DeepSeek OpenAI-compatible
Chinese AI lab known for open-weight MoE models that punch above their price.
DeepSeek is a Chinese research lab whose Mixture-of-Experts models (V3.2 chat, V3.2 Reasoner) regularly land near frontier performance on coding benchmarks while costing a fraction of GPT/Claude. Weights are open on Hugging Face — you can self-host if you have the GPUs.
Strengths
- Open weights — runnable locally on a beefy machine
- Reasoner variant for math and complex coding
- Free tier: ~5M tokens for new accounts
When to use it
- Coding workloads where Reasoner thinking helps
- Open-weight self-hosting later in production
- Rapid prototyping
Notes: Pay-as-you-go API. New accounts get ~5M tokens free for 30 days.
Models tested on DeepSeek
Speed numbers below are specific to DeepSeek's routing and hardware. The same model may appear on other providers' pages with different throughput.

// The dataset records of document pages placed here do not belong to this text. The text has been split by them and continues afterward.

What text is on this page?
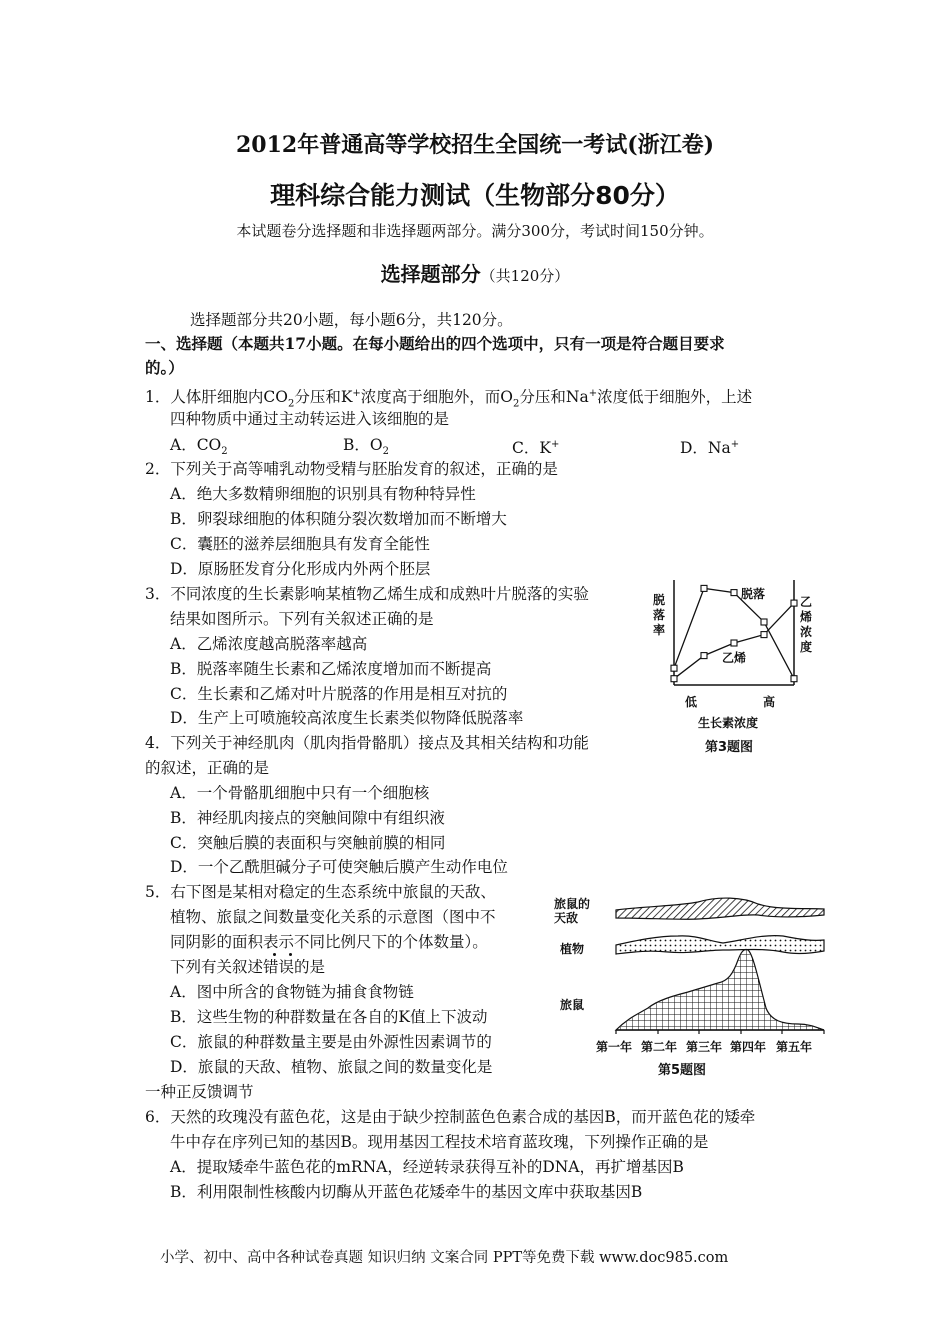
2012年普通高等学校招生全国统一考试(浙江卷)
理科综合能力测试（生物部分80分）
本试题卷分选择题和非选择题两部分。满分300分，考试时间150分钟。
选择题部分（共120分）
选择题部分共20小题，每小题6分，共120分。
一、选择题（本题共17小题。在每小题给出的四个选项中，只有一项是符合题目要求
的。）
1．人体肝细胞内$CO_2$分压和K+浓度高于细胞外，而$O_2$分压和Na+浓度低于细胞外，上述
四种物质中通过主动转运进入该细胞的是
A．$CO_2$	B．$O_2$	C．K+	D．Na+
2．下列关于高等哺乳动物受精与胚胎发育的叙述，正确的是
A．绝大多数精卵细胞的识别具有物种特异性
B．卵裂球细胞的体积随分裂次数增加而不断增大
C．囊胚的滋养层细胞具有发育全能性
D．原肠胚发育分化形成内外两个胚层
3．不同浓度的生长素影响某植物乙烯生成和成熟叶片脱落的实验
结果如图所示。下列有关叙述正确的是
A．乙烯浓度越高脱落率越高
B．脱落率随生长素和乙烯浓度增加而不断提高
C．生长素和乙烯对叶片脱落的作用是相互对抗的
D．生产上可喷施较高浓度生长素类似物降低脱落率
脱
落
率
乙
烯
浓
度
脱落
乙烯
低	高
生长素浓度
第3题图
4．下列关于神经肌肉（肌肉指骨骼肌）接点及其相关结构和功能
的叙述，正确的是
A．一个骨骼肌细胞中只有一个细胞核
B．神经肌肉接点的突触间隙中有组织液
C．突触后膜的表面积与突触前膜的相同
D．一个乙酰胆碱分子可使突触后膜产生动作电位
5．右下图是某相对稳定的生态系统中旅鼠的天敌、
植物、旅鼠之间数量变化关系的示意图（图中不
同阴影的面积表示不同比例尺下的个体数量）。
下列有关叙述错误的是
A．图中所含的食物链为捕食食物链
B．这些生物的种群数量在各自的K值上下波动
C．旅鼠的种群数量主要是由外源性因素调节的
D．旅鼠的天敌、植物、旅鼠之间的数量变化是
一种正反馈调节
旅鼠的
天敌
植物
旅鼠
第一年 第二年 第三年 第四年 第五年
第5题图
6．天然的玫瑰没有蓝色花，这是由于缺少控制蓝色色素合成的基因B，而开蓝色花的矮牵
牛中存在序列已知的基因B。现用基因工程技术培育蓝玫瑰，下列操作正确的是
A．提取矮牵牛蓝色花的mRNA，经逆转录获得互补的DNA，再扩增基因B
B．利用限制性核酸内切酶从开蓝色花矮牵牛的基因文库中获取基因B
小学、初中、高中各种试卷真题 知识归纳 文案合同 PPT等免费下载 www.doc985.com
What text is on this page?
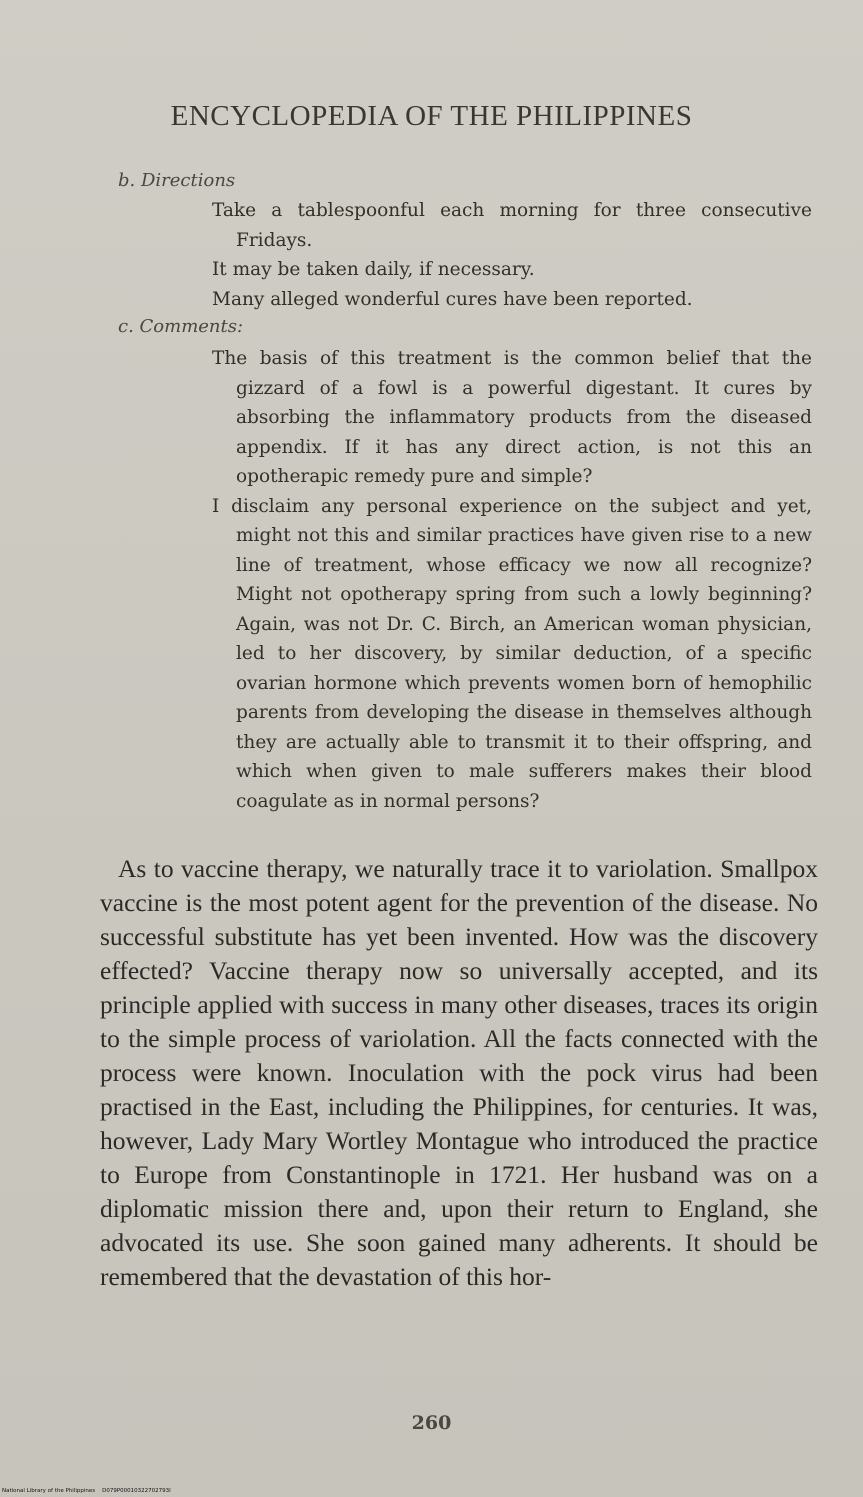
ENCYCLOPEDIA OF THE PHILIPPINES
b. Directions

Take a tablespoonful each morning for three consecutive Fridays.

It may be taken daily, if necessary.

Many alleged wonderful cures have been reported.

c. Comments:

The basis of this treatment is the common belief that the gizzard of a fowl is a powerful digestant. It cures by absorbing the inflammatory products from the diseased appendix. If it has any direct action, is not this an opotherapic remedy pure and simple?

I disclaim any personal experience on the subject and yet, might not this and similar practices have given rise to a new line of treatment, whose efficacy we now all recognize? Might not opotherapy spring from such a lowly beginning? Again, was not Dr. C. Birch, an American woman physician, led to her discovery, by similar deduction, of a specific ovarian hormone which prevents women born of hemophilic parents from developing the disease in themselves although they are actually able to transmit it to their offspring, and which when given to male sufferers makes their blood coagulate as in normal persons?

As to vaccine therapy, we naturally trace it to variolation. Smallpox vaccine is the most potent agent for the prevention of the disease. No successful substitute has yet been invented. How was the discovery effected? Vaccine therapy now so universally accepted, and its principle applied with success in many other diseases, traces its origin to the simple process of variolation. All the facts connected with the process were known. Inoculation with the pock virus had been practised in the East, including the Philippines, for centuries. It was, however, Lady Mary Wortley Montague who introduced the practice to Europe from Constantinople in 1721. Her husband was on a diplomatic mission there and, upon their return to England, she advocated its use. She soon gained many adherents. It should be remembered that the devastation of this hor-

260
National Library of the Philippines D079P00010322702793I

| Model | Best tok/s | Avg tok/s | Runs | Success | Longest output (chars) |
|---|---|---|---|---|---|
| deepseek-v4-flash | 7394.8 | 6432.0 | 4 | 100% | 5,640 |
| deepseek-chat | 7329.9 | 4407.4 | 4 | 100% | 6,293 |
| deepseek-v4-pro | 7056.0 | 6055.7 | 4 | 100% | 5,006 |
| deepseek-reasoner | 6136.8 | 5604.2 | 4 | 100% | 5,116 |